The City of Red Deer posted an interactive map that’s worth checking out. It’s an interesting way to see zoning information and several other layers of relevant data.
Dan Eisenhauer pointed out the City of Edmonton’s Maps section which offers quite a bit of information. Some of it I don’t care about. Like this
I’ve gotta put my internet guy hat on for one minute though. Neither work on Firefox without the use of a plugin, which most people can’t figure out. That’s a big problem, because I’ll bet they won’t work with Chrome, Safari, or older versions of Internet Explorer. Further, City of Edmonton, why are you so stupid? Having an entry/landing page that has essentially no text on it, and then opens up a giant window of legal crap is only one step better than causing a pornado. I’ll also bet they’re not paying enough attention to their website to see that link, or to Google their own name and see my post. If they do, I’ll send someone a cookie.

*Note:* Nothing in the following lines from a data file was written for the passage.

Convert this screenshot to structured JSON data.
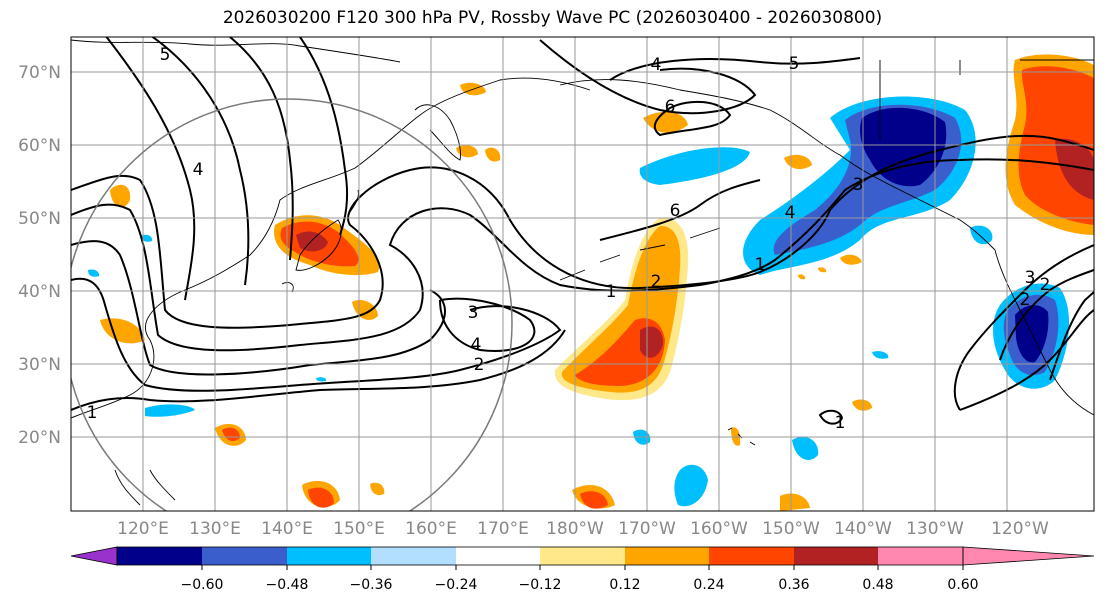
{
  "title": "2026030200 F120 300 hPa PV, Rossby Wave PC (2026030400 - 2026030800)",
  "lat_labels": [
    "70°N",
    "60°N",
    "50°N",
    "40°N",
    "30°N",
    "20°N"
  ],
  "lon_labels": [
    "120°E",
    "130°E",
    "140°E",
    "150°E",
    "160°E",
    "170°E",
    "180°W",
    "170°W",
    "160°W",
    "150°W",
    "140°W",
    "130°W",
    "120°W"
  ],
  "colorbar": {
    "colors": [
      "#9932cc",
      "#00008b",
      "#3a5fcd",
      "#00bfff",
      "#b2dfff",
      "#ffffff",
      "#ffe88a",
      "#ffa500",
      "#ff4500",
      "#b22222",
      "#ff88b0"
    ],
    "tick_labels": [
      "−0.60",
      "−0.48",
      "−0.36",
      "−0.24",
      "−0.12",
      "0.12",
      "0.24",
      "0.36",
      "0.48",
      "0.60"
    ]
  },
  "contour_labels": [
    "1",
    "2",
    "3",
    "4",
    "5",
    "6",
    "1",
    "2",
    "3",
    "4",
    "6",
    "3",
    "4",
    "2",
    "1",
    "2",
    "1",
    "4",
    "5"
  ],
  "colors": {
    "grid": "#999999",
    "axis_text": "#888888",
    "coast": "#000000"
  }
}
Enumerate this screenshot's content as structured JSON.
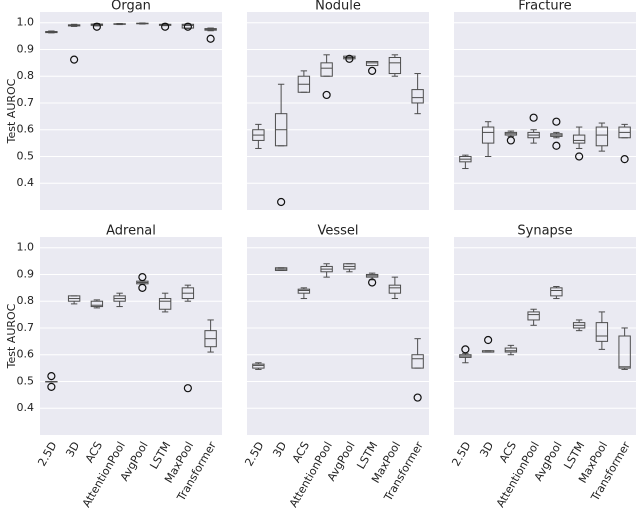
{
  "chart_data": [
    {
      "type": "box",
      "title": "Organ",
      "ylabel": "Test AUROC",
      "color": "#4d4d4d",
      "grid": true,
      "categories": [
        null,
        null,
        null,
        null,
        null,
        null,
        null,
        null
      ],
      "ylim": [
        0.3,
        1.04
      ],
      "yticks": [
        0.4,
        0.5,
        0.6,
        0.7,
        0.8,
        0.9,
        {
          "value": 1,
          "label": "1.0"
        }
      ],
      "boxes": [
        {
          "low": 0.962,
          "q1": 0.963,
          "median": 0.965,
          "q3": 0.967,
          "high": 0.969,
          "outliers": []
        },
        {
          "low": 0.986,
          "q1": 0.988,
          "median": 0.99,
          "q3": 0.992,
          "high": 0.994,
          "outliers": [
            0.862
          ]
        },
        {
          "low": 0.988,
          "q1": 0.99,
          "median": 0.992,
          "q3": 0.995,
          "high": 0.997,
          "outliers": [
            0.985
          ]
        },
        {
          "low": 0.993,
          "q1": 0.994,
          "median": 0.995,
          "q3": 0.996,
          "high": 0.997,
          "outliers": []
        },
        {
          "low": 0.995,
          "q1": 0.996,
          "median": 0.997,
          "q3": 0.998,
          "high": 0.999,
          "outliers": []
        },
        {
          "low": 0.989,
          "q1": 0.99,
          "median": 0.992,
          "q3": 0.994,
          "high": 0.996,
          "outliers": [
            0.985
          ]
        },
        {
          "low": 0.978,
          "q1": 0.98,
          "median": 0.99,
          "q3": 0.994,
          "high": 0.996,
          "outliers": [
            0.985
          ]
        },
        {
          "low": 0.97,
          "q1": 0.972,
          "median": 0.975,
          "q3": 0.978,
          "high": 0.98,
          "outliers": [
            0.94
          ]
        }
      ]
    },
    {
      "type": "box",
      "title": "Nodule",
      "color": "#4d4d4d",
      "grid": true,
      "categories": [
        null,
        null,
        null,
        null,
        null,
        null,
        null,
        null
      ],
      "ylim": [
        0.3,
        1.04
      ],
      "yticks": [
        0.4,
        0.5,
        0.6,
        0.7,
        0.8,
        0.9,
        1
      ],
      "boxes": [
        {
          "low": 0.53,
          "q1": 0.56,
          "median": 0.58,
          "q3": 0.6,
          "high": 0.62,
          "outliers": []
        },
        {
          "low": 0.54,
          "q1": 0.54,
          "median": 0.6,
          "q3": 0.66,
          "high": 0.77,
          "outliers": [
            0.33
          ]
        },
        {
          "low": 0.74,
          "q1": 0.74,
          "median": 0.77,
          "q3": 0.8,
          "high": 0.82,
          "outliers": []
        },
        {
          "low": 0.8,
          "q1": 0.8,
          "median": 0.83,
          "q3": 0.85,
          "high": 0.88,
          "outliers": [
            0.73
          ]
        },
        {
          "low": 0.865,
          "q1": 0.865,
          "median": 0.87,
          "q3": 0.875,
          "high": 0.875,
          "outliers": [
            0.865
          ]
        },
        {
          "low": 0.84,
          "q1": 0.84,
          "median": 0.85,
          "q3": 0.855,
          "high": 0.855,
          "outliers": [
            0.82
          ]
        },
        {
          "low": 0.8,
          "q1": 0.81,
          "median": 0.85,
          "q3": 0.87,
          "high": 0.88,
          "outliers": []
        },
        {
          "low": 0.66,
          "q1": 0.7,
          "median": 0.72,
          "q3": 0.75,
          "high": 0.81,
          "outliers": []
        }
      ]
    },
    {
      "type": "box",
      "title": "Fracture",
      "color": "#4d4d4d",
      "grid": true,
      "categories": [
        null,
        null,
        null,
        null,
        null,
        null,
        null,
        null
      ],
      "ylim": [
        0.3,
        1.04
      ],
      "yticks": [
        0.4,
        0.5,
        0.6,
        0.7,
        0.8,
        0.9,
        1
      ],
      "boxes": [
        {
          "low": 0.455,
          "q1": 0.48,
          "median": 0.49,
          "q3": 0.5,
          "high": 0.505,
          "outliers": []
        },
        {
          "low": 0.5,
          "q1": 0.55,
          "median": 0.59,
          "q3": 0.61,
          "high": 0.63,
          "outliers": []
        },
        {
          "low": 0.575,
          "q1": 0.58,
          "median": 0.585,
          "q3": 0.59,
          "high": 0.595,
          "outliers": [
            0.56
          ]
        },
        {
          "low": 0.55,
          "q1": 0.57,
          "median": 0.58,
          "q3": 0.59,
          "high": 0.6,
          "outliers": [
            0.645
          ]
        },
        {
          "low": 0.57,
          "q1": 0.575,
          "median": 0.58,
          "q3": 0.585,
          "high": 0.59,
          "outliers": [
            0.63,
            0.54
          ]
        },
        {
          "low": 0.53,
          "q1": 0.55,
          "median": 0.56,
          "q3": 0.58,
          "high": 0.61,
          "outliers": [
            0.5
          ]
        },
        {
          "low": 0.52,
          "q1": 0.54,
          "median": 0.58,
          "q3": 0.61,
          "high": 0.625,
          "outliers": []
        },
        {
          "low": 0.57,
          "q1": 0.57,
          "median": 0.59,
          "q3": 0.61,
          "high": 0.62,
          "outliers": [
            0.49
          ]
        }
      ]
    },
    {
      "type": "box",
      "title": "Adrenal",
      "ylabel": "Test AUROC",
      "color": "#4d4d4d",
      "grid": true,
      "categories": [
        "2.5D",
        "3D",
        "ACS",
        "AttentionPool",
        "AvgPool",
        "LSTM",
        "MaxPool",
        "Transformer"
      ],
      "ylim": [
        0.3,
        1.04
      ],
      "yticks": [
        0.4,
        0.5,
        0.6,
        0.7,
        0.8,
        0.9,
        {
          "value": 1,
          "label": "1.0"
        }
      ],
      "boxes": [
        {
          "low": 0.5,
          "q1": 0.5,
          "median": 0.5,
          "q3": 0.5,
          "high": 0.5,
          "outliers": [
            0.52,
            0.48
          ]
        },
        {
          "low": 0.79,
          "q1": 0.8,
          "median": 0.81,
          "q3": 0.82,
          "high": 0.82,
          "outliers": []
        },
        {
          "low": 0.775,
          "q1": 0.78,
          "median": 0.785,
          "q3": 0.8,
          "high": 0.805,
          "outliers": []
        },
        {
          "low": 0.78,
          "q1": 0.8,
          "median": 0.81,
          "q3": 0.82,
          "high": 0.83,
          "outliers": []
        },
        {
          "low": 0.865,
          "q1": 0.865,
          "median": 0.87,
          "q3": 0.875,
          "high": 0.875,
          "outliers": [
            0.89,
            0.85
          ]
        },
        {
          "low": 0.76,
          "q1": 0.77,
          "median": 0.8,
          "q3": 0.81,
          "high": 0.83,
          "outliers": []
        },
        {
          "low": 0.8,
          "q1": 0.81,
          "median": 0.83,
          "q3": 0.85,
          "high": 0.86,
          "outliers": [
            0.475
          ]
        },
        {
          "low": 0.61,
          "q1": 0.63,
          "median": 0.66,
          "q3": 0.69,
          "high": 0.73,
          "outliers": []
        }
      ]
    },
    {
      "type": "box",
      "title": "Vessel",
      "color": "#4d4d4d",
      "grid": true,
      "categories": [
        "2.5D",
        "3D",
        "ACS",
        "AttentionPool",
        "AvgPool",
        "LSTM",
        "MaxPool",
        "Transformer"
      ],
      "ylim": [
        0.3,
        1.04
      ],
      "yticks": [
        0.4,
        0.5,
        0.6,
        0.7,
        0.8,
        0.9,
        1
      ],
      "boxes": [
        {
          "low": 0.545,
          "q1": 0.55,
          "median": 0.56,
          "q3": 0.565,
          "high": 0.57,
          "outliers": []
        },
        {
          "low": 0.915,
          "q1": 0.915,
          "median": 0.92,
          "q3": 0.925,
          "high": 0.925,
          "outliers": []
        },
        {
          "low": 0.81,
          "q1": 0.83,
          "median": 0.84,
          "q3": 0.845,
          "high": 0.85,
          "outliers": []
        },
        {
          "low": 0.89,
          "q1": 0.91,
          "median": 0.92,
          "q3": 0.93,
          "high": 0.94,
          "outliers": []
        },
        {
          "low": 0.91,
          "q1": 0.92,
          "median": 0.93,
          "q3": 0.94,
          "high": 0.94,
          "outliers": []
        },
        {
          "low": 0.88,
          "q1": 0.89,
          "median": 0.895,
          "q3": 0.9,
          "high": 0.905,
          "outliers": [
            0.87
          ]
        },
        {
          "low": 0.81,
          "q1": 0.83,
          "median": 0.85,
          "q3": 0.86,
          "high": 0.89,
          "outliers": []
        },
        {
          "low": 0.55,
          "q1": 0.55,
          "median": 0.585,
          "q3": 0.6,
          "high": 0.66,
          "outliers": [
            0.44
          ]
        }
      ]
    },
    {
      "type": "box",
      "title": "Synapse",
      "color": "#4d4d4d",
      "grid": true,
      "categories": [
        "2.5D",
        "3D",
        "ACS",
        "AttentionPool",
        "AvgPool",
        "LSTM",
        "MaxPool",
        "Transformer"
      ],
      "ylim": [
        0.3,
        1.04
      ],
      "yticks": [
        0.4,
        0.5,
        0.6,
        0.7,
        0.8,
        0.9,
        1
      ],
      "boxes": [
        {
          "low": 0.57,
          "q1": 0.59,
          "median": 0.595,
          "q3": 0.6,
          "high": 0.605,
          "outliers": [
            0.62
          ]
        },
        {
          "low": 0.61,
          "q1": 0.61,
          "median": 0.61,
          "q3": 0.615,
          "high": 0.615,
          "outliers": [
            0.655
          ]
        },
        {
          "low": 0.6,
          "q1": 0.61,
          "median": 0.615,
          "q3": 0.625,
          "high": 0.635,
          "outliers": []
        },
        {
          "low": 0.71,
          "q1": 0.73,
          "median": 0.75,
          "q3": 0.76,
          "high": 0.77,
          "outliers": []
        },
        {
          "low": 0.81,
          "q1": 0.82,
          "median": 0.84,
          "q3": 0.85,
          "high": 0.855,
          "outliers": []
        },
        {
          "low": 0.69,
          "q1": 0.7,
          "median": 0.71,
          "q3": 0.72,
          "high": 0.73,
          "outliers": []
        },
        {
          "low": 0.62,
          "q1": 0.65,
          "median": 0.67,
          "q3": 0.72,
          "high": 0.76,
          "outliers": []
        },
        {
          "low": 0.545,
          "q1": 0.55,
          "median": 0.555,
          "q3": 0.67,
          "high": 0.7,
          "outliers": []
        }
      ]
    }
  ]
}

Those are both great applications, and as a real estate investor, I love seeing more information like this shared. However, if you’re going to play in the internet, do it intelligently. In this case, Red Deer wins.
Now I’ll go play with some more maps.
Chris: I saw your post and your comments. The City of Edmonton is redesigning its site and it launches very soon. Check it out after October 2 and let us know what you think. I can’t promise this specific issue will be fixed right away, but we’ll look into it.
P.S. I like chocolate cookies, not the electronic kind.
City of Edmonton
Thanks for the post. I actually told Dan about the Edmonton site, which I use very frequently. I tried Red Deer’s site, but the link didn’t work, so I tried to search it. I found this link, which also didn’t work. Maybe the City of Red Deer is too caught up in their Talk Like a Pirate Day celebrations to worry about site maintenance.
Update: it’s now working!
Investor tip: I use the city maps to find legal descriptions of the property, and then I input that in https://alta.registries.gov.ab.ca where I can do a $5 title search to see exactly who the owner is and what is registered against the property (caveats, restrictive covenants, liens, mortgages, utility rights of way, etc). And for those of you who are penny counters (all of you, I’m sure), $5 is cheaper than you can get it anywhere, because that’s the base fee the government charges.
They’re both great sites. I think that more sites need to be conscious about giving people the ability to navigate directly to a static URL, and be sure their pages look alright on multiple platforms.
$5 title searches are a good deal. I’ve almost always just done mine through TransWest, and I think I was paying $7.50. Great tip!
Thanks for the reply, and you’re just raised my opinion of the City about three points. (In my defense, I once worked as a summer laborer, and wasn’t so impressed by my co-worker)
Static URLs are your best friend, and there’s lots of tools to make dynamic URLs appear static. That’s a great resource for real estate investors though.